In an interview with BOMB Magazine in 2011, Smith noted: "There’s the strand of my work that is Afrofuturist. Afrofuturism, for me, is about speculating on the potentiality of what is known about technology and physics to create metaphors that allow me to explore an African diasporic past and generate possible narratives for the future. Dark Matter is part of this. I had constructed an alien narrative—not an alien-abduction story, but one about alien assimilation. Aliens are never caught. Nobody ever notices them. The conflict is that the world that they land in doesn’t work for them; it’s toxic for them. But Afrofuturism is also a rumination on memories to which I have no access. My investment in it as a production strategy has run its course; Afrofuturism provides a way to investigate trauma very explicitly. But we only reenact traumas, don’t we? We don’t reenact prom night, or our favorite birthday party.
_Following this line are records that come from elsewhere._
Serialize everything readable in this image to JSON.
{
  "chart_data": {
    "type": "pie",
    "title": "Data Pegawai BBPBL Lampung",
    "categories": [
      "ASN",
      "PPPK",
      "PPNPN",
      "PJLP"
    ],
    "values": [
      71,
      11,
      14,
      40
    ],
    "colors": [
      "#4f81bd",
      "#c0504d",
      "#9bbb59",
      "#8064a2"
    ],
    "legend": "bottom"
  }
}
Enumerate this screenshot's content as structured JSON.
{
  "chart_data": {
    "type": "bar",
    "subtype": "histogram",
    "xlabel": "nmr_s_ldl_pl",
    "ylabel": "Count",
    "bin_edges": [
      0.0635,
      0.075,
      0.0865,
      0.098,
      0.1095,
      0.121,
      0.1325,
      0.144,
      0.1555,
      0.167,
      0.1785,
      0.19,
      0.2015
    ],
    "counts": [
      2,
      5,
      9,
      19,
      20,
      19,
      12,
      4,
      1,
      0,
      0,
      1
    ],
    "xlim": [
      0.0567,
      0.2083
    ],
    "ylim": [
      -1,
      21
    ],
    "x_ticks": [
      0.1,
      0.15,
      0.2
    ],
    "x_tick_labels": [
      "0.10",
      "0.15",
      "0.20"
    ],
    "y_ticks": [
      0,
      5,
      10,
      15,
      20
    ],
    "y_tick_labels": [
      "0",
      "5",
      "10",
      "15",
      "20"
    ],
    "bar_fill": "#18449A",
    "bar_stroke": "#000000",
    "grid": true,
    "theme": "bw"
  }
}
This is a problem—it doesn’t seem to fix things; it amplifies them. There’s gotta be something else, the after-the-trauma."

2010

Marking Smith's entrance onto the Chicago art scene was her work in creating the Solar Flare Arkestral Marching Band Project, the yield from her residency with Threewalls. Composed of members of the Rich South High School (Richton Park, Illinois) marching band and occasionally the South Shore Drill Team as well, the Solar Flare Arkestral Marching Band descended like a flash mob on various parts of Chicago that had been hit with waves of youth violence, including Chinatown and the meatpacking district, a few times throughout the fall of 2010, playing and dancing to an orchestration of Sun Ra’s "Space is the Place" led by music director Y. L. Douglas. Smith coupled the militant undertones of marching bands with the Sun Ra-style of free jazz in an attempt to combat youth violence with music.

2007

In 2007, she attended the Skowhegan School of Painting and Sculpture in Maine.

2000

Drylongso was a highly acclaimed film that gained Smith much attention and popularity. Smith made the movie while completing film school at the University of California, Los Angeles. The film takes place in Oakland, CA, and follows a young African-American woman named Pica, on her quest to photograph her concept of a dying breed, referring to African-American men. The movie follows Pica through the attrition of the young black men around her and how she balances this with her dysfunctional family's struggles. The film brings up the topic of gang violence that took place in Oakland which claimed the lives of many innocent African-American young men. "Drylongso" is an old African-American term meaning "same old" or "everyday". Drylongso was well received at many film festivals, most notably Sundance Film Festival. in 2000,Drylongso also won best feature at the Urbanworld Festival, Los Angeles Pan-African Film Festival, and the Philadelphia International Film Festival. Yusuf Bey's son Sayyed Yusuf Bey had a minor acting role in the film, he was photographed by the main character Pica.

1991

In 1991 Smith completed her B.A in Cinema at San Francisco State University. While a student there, she completed several films, two of which received a lot of attention: Daily Rains, which was completed in 1990, and Chronicles of a Lying Spirit by Kelly Gabron, which was fully completed in 1993.

1967

Cauleen Smith (born September 25, 1967) is an American born filmmaker and multimedia artist. She is best known for her experimental works that address the African-American identity, specifically the issues facing black women today. Smith is best known for her feature film Drylongso. Smith currently teaches in the School of Art at the California Institute of the Arts.